Esse foi o fim da Ku Kulx Klan em Broken Bow. Doc Jensen
era um veterinário passável de animais grandes, e manteve
sua clientela de fazendeiros. Talvez gostassem de chama-lo
para depois ter o que conversar com os vizinhos, mas poucos
o provocavam. De vez em quando um garoto espertinho via Doc
Jensen passar e gritava "Aqui, Rascal". E, desde então, o
cachorrinho branco de manchas pretas ficou preso em casa.
Yale Huffman, Denver, Colorado
Um
Natal em família
Meu pai contou-me esta história. Ela aconteceu no
começo dos anos 20, em Seattle, antes de meu nascimento. Ele
era o mais velho de seis irmãos e uma irmã, alguns dos quais
haviam saído de casa.
As finanças da família estavam péssimas. O negócio de meu
pai fora à falência, quase não havia empregos e o país estava
perto de uma depressão. Naquele ano, tínhamos uma árvore de
Natal, mas nada de presentes. Simplesmente não podíamos comprá-los.
Na véspera do Natal, fomos dormir deprimidos.
Entretanto, quando acordamos na manhã do Natal, havia um monte
inacreditável de presentes sob a árvore. Tentamos nos controlar
no café-da-manhã, mas foi a refeição mais rápida de nossas
vidas.
Então a diversão começou. Minha mãe foi a primeira. Ficamos
em volta dela, na expectativa, e quando ela abriu seu pacote
vimos que ganhara um velho xale que ela havia 'posto em lugar
errado' vários meses antes. Meu pai ganhou um machado velho
com o cabo quebrado. Minha irmã ganhou seus velhos chinelos.
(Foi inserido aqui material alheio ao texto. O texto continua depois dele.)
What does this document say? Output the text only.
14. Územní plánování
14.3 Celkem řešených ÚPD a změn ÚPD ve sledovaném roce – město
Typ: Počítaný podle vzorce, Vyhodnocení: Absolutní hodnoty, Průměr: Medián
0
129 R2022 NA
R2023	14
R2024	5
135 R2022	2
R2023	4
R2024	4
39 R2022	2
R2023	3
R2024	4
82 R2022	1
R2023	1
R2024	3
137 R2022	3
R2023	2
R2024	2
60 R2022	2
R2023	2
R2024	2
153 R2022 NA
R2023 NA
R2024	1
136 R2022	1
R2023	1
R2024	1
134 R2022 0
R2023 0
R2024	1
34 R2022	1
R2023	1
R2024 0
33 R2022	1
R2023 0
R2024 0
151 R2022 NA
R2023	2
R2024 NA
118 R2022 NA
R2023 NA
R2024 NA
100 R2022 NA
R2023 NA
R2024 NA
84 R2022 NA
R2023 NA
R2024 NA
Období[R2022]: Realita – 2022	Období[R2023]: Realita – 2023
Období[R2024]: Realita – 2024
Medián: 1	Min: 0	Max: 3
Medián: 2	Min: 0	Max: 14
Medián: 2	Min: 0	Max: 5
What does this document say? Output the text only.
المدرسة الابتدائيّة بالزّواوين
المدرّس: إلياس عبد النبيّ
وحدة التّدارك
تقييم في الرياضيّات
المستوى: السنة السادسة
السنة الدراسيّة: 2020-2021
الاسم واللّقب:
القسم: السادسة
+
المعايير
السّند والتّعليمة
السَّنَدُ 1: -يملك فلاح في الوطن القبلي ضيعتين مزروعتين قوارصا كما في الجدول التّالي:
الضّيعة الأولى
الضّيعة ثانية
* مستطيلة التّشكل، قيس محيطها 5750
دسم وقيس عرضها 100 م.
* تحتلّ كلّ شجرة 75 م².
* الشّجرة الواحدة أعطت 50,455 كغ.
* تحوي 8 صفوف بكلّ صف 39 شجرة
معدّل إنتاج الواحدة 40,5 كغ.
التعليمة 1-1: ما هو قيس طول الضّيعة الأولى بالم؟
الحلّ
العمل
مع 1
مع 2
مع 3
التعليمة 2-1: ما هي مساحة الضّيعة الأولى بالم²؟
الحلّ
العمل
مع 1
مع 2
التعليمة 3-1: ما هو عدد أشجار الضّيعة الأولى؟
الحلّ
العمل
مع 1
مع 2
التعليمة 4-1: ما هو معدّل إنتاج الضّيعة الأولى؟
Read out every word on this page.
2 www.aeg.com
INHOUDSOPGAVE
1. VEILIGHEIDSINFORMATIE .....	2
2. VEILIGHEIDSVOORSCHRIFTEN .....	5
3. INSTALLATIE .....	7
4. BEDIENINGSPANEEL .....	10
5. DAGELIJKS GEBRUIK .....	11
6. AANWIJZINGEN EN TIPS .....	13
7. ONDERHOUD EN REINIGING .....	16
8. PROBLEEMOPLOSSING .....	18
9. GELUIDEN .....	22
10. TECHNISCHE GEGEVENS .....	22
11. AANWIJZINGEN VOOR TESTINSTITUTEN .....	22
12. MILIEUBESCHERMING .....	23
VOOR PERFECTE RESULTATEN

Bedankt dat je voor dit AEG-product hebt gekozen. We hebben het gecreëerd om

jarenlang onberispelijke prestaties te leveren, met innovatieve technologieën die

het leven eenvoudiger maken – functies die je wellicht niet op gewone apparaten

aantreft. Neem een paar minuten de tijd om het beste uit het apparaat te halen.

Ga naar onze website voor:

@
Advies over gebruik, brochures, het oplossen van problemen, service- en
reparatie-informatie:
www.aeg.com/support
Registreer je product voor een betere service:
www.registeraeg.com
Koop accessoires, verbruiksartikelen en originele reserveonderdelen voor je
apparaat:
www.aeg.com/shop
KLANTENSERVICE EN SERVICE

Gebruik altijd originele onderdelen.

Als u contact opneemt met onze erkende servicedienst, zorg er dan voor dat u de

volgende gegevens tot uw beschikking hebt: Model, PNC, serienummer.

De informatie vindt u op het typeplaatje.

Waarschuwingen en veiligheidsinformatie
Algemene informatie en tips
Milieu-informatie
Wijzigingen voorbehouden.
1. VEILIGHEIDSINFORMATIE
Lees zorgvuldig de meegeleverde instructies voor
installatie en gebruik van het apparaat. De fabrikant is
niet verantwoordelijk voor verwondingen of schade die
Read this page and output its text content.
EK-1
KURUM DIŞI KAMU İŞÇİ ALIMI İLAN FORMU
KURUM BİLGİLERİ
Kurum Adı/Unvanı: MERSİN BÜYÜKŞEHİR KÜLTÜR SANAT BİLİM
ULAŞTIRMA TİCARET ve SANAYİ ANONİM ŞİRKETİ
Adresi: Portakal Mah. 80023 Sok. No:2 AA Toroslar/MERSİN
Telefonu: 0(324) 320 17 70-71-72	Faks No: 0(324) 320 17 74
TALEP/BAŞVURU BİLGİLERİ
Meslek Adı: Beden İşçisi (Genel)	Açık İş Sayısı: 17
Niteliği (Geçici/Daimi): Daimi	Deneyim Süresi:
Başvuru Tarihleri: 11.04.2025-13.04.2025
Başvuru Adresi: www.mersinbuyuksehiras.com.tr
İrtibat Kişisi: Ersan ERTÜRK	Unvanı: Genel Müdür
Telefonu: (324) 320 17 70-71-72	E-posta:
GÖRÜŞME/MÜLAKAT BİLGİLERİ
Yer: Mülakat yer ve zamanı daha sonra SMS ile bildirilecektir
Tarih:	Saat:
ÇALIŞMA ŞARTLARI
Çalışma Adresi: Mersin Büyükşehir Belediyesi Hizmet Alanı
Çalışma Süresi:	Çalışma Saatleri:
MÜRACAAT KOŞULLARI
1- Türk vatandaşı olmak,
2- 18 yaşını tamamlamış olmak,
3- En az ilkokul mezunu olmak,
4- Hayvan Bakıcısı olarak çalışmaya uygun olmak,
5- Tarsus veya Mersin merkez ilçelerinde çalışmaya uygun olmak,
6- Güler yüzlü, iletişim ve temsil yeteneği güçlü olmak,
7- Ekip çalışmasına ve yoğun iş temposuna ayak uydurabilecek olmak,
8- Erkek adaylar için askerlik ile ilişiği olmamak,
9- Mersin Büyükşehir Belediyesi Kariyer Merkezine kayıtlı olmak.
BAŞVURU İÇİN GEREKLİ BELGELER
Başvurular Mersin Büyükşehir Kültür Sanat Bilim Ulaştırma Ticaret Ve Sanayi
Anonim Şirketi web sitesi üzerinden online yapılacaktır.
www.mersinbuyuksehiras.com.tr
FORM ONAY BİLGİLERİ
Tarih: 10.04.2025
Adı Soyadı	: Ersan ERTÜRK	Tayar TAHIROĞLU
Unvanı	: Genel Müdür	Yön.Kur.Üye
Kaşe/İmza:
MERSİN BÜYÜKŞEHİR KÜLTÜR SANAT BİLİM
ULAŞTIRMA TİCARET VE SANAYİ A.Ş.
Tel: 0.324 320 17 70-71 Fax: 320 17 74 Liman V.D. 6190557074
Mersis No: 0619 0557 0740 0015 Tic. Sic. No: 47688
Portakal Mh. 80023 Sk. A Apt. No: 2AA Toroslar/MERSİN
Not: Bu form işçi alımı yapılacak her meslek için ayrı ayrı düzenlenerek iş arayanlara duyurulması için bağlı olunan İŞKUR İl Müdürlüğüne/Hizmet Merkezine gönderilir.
Um dos meninos ganhou uma calça remendada e amassada. Eu ganhei
um chapéu, o mesmo que achava que havia deixado num restaurante,
um mês antes.
Cada coisa velha trouxe uma nova surpresa. Não demorou para
que todos estivéssemos rindo tanto que mal conseguíamos abrir
os pacotes. Mas de onde viera toda aquela generosidade? De
meu irmão Morris. Durante meses, ele escondera coisas velhas,
das quais sabia que não daríamos falta. Então, na véspera
do Natal, depois que todos foram para a cama, ele embrulhara
em silêncio os presentes e os pusera sob a árvore.
Foi um dos melhores Natais que tivemos.